Baca Juga: Adi Prayitno: Kualitas Demokrasi Ditentukan oleh Partisipasi Anak Muda

Adi menegaskan, sejarah politik Indonesia pernah mencatat bahwa Pemilu Presiden dan Legislatif juga pernah dipisah, namun pelanggaran tetap berulang.

Masalah utamanya, kata dia, bukan pada jadwal Pemilu, melainkan pada ketaatan terhadap aturan hukum dan integritas penyelenggara serta peserta Pemilu.

“Secara prinsip, Pemilu kita akan baik kalau semua aturan ditaati. Kalau tidak, meskipun Pemilu dipisah antara dunia dan akhirat, pelanggaran seperti politik uang, keterlibatan aparat, atau penyalahgunaan bansos akan tetap terjadi,” tegasnya dengan nada satir.

Kendati demikian, Adi melihat sisi positif dari putusan MK, terutama bagi Komisi Pemilihan Umum (KPU) dan Badan Pengawas Pemilu (Bawaslu) di daerah.

Dengan adanya pemisahan Pemilu, wacana menjadikan dua lembaga tersebut bersifat ad-hoc dinilai tidak lagi relevan.

 

“Kalau Pemilu dilakukan serentak seperti sebelumnya, wacana menjadikan KPU dan Bawaslu ad-hoc pasti makin kencang, karena mereka dianggap tidak punya pekerjaan selama empat tahun setelah Pemilu,” jelas Adi.

 

Dengan jadwal Pemilu Nasional dan Pemilu Daerah yang kini terpisah sekitar dua tahun, kedua lembaga itu akan terus memiliki peran aktif dalam setiap tahapan demokrasi.

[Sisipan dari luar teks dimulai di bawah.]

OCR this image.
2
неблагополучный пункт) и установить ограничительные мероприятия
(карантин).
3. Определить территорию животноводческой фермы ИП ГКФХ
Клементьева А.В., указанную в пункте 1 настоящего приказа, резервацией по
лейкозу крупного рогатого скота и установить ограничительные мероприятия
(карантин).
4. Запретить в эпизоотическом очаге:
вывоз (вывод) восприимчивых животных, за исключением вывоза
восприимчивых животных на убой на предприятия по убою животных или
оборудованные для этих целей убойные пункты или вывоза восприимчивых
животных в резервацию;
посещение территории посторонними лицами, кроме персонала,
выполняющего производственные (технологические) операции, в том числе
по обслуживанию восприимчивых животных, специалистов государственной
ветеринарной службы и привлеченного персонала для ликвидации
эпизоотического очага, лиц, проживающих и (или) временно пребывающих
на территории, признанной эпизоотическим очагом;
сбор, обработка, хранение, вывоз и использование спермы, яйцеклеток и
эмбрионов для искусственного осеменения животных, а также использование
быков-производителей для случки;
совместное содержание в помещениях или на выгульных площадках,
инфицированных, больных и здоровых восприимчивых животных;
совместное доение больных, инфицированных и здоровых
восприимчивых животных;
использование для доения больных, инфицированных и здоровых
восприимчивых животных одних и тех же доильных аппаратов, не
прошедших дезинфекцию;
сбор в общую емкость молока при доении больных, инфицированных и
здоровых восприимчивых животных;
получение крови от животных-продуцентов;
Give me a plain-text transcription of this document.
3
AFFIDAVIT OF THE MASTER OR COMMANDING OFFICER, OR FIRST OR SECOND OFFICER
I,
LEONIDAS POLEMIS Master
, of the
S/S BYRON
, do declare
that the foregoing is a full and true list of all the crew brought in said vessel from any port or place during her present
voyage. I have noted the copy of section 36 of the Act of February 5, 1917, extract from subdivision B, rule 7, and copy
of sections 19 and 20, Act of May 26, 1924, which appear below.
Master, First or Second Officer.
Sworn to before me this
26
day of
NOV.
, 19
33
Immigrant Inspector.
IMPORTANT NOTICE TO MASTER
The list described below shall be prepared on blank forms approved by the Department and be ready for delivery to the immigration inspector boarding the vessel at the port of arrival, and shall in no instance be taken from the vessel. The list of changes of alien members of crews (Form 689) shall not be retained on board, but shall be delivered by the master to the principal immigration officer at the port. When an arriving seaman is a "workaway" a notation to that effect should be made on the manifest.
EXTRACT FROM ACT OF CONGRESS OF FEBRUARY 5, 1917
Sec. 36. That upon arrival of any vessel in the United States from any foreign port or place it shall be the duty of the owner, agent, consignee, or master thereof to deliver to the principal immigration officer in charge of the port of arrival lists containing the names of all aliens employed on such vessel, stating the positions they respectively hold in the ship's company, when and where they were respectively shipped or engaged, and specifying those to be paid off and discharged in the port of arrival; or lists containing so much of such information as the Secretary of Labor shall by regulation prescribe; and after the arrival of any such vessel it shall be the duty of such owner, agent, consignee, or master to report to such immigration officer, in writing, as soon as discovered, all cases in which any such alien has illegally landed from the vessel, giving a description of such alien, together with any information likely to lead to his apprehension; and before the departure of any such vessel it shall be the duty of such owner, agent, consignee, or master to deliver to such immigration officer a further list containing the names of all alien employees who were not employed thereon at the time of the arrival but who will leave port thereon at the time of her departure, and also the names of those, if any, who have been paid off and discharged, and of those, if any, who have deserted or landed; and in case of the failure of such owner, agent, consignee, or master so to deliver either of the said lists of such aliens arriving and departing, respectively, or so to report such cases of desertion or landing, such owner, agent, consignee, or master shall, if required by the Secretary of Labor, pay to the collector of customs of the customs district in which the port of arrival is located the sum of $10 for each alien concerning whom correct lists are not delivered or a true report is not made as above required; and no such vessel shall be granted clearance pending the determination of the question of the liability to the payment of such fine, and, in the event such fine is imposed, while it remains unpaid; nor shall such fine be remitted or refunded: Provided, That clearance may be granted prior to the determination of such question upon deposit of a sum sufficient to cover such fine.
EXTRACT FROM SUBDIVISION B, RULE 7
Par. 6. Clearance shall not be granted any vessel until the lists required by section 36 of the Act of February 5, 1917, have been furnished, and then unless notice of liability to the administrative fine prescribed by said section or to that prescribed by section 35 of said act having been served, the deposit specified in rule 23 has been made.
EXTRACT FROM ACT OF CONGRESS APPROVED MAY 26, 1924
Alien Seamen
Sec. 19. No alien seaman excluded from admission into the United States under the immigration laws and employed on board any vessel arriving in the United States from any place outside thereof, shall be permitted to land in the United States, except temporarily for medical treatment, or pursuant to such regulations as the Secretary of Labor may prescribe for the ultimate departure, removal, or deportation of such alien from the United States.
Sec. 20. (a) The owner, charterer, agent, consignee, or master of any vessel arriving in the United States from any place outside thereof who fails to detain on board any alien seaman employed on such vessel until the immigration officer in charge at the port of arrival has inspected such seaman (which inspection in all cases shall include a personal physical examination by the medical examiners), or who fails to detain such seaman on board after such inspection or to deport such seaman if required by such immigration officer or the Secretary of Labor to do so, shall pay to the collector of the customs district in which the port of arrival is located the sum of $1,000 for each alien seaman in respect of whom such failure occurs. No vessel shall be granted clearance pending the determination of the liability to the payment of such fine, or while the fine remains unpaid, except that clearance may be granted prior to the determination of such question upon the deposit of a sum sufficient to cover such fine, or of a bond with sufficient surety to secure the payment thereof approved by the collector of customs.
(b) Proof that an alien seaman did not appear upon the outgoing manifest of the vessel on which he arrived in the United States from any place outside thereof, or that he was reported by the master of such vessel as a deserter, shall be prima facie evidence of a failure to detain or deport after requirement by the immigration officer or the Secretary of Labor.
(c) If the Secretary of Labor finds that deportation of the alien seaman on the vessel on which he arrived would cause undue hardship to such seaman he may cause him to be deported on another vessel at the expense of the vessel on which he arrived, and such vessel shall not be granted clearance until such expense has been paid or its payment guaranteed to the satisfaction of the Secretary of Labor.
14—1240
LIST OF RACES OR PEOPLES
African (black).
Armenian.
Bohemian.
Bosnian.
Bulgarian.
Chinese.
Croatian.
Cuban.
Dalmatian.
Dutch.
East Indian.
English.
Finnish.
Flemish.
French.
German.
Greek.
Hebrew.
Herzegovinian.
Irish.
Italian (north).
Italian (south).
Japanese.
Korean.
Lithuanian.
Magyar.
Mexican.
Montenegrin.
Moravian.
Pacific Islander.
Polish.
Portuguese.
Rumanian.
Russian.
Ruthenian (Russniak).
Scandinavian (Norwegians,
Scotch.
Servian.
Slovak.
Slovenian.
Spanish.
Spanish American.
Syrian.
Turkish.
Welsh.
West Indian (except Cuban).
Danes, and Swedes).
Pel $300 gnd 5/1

“Setelah Pemilu nasional selesai, dua tahun kemudian mereka harus siap lagi menghadapi Pilkada. Jadi tidak relevan bicara soal pembubaran atau ad-hoc,” tambahnya.

Adi juga menyebut, pemisahan Pemilu dapat membantu mengurangi kejenuhan pemilih (voter fatigue) yang sempat terjadi dalam Pemilu serentak.

Berdasarkan pengalaman, partisipasi publik cenderung menurun di Pilkada ketika digelar berdekatan dengan Pilpres dan Pileg.

 

“Kabar baiknya, pemisahan ini bisa jadi antisipasi kejenuhan pemilih. Selain itu, KPU dan Bawaslu di daerah juga bisa lebih fokus mempersiapkan tahapan Pilkada,” pungkasnya.

Sebagaimana diketahui, Mahkamah Konstitusi (MK) melalui putusan Nomor 135/PUU-XXII/2024 memutuskan agar Pemilu Nasional dan Pemilu Lokal dilaksanakan secara terpisah, dengan jeda waktu sekitar dua tahun.

Putusan ini menjadi perubahan penting dalam desain penyelenggaraan Pemilu 2029 mendatang, sekaligus menandai berakhirnya skema Pemilu serentak seperti pada tahun 2019 dan 2024.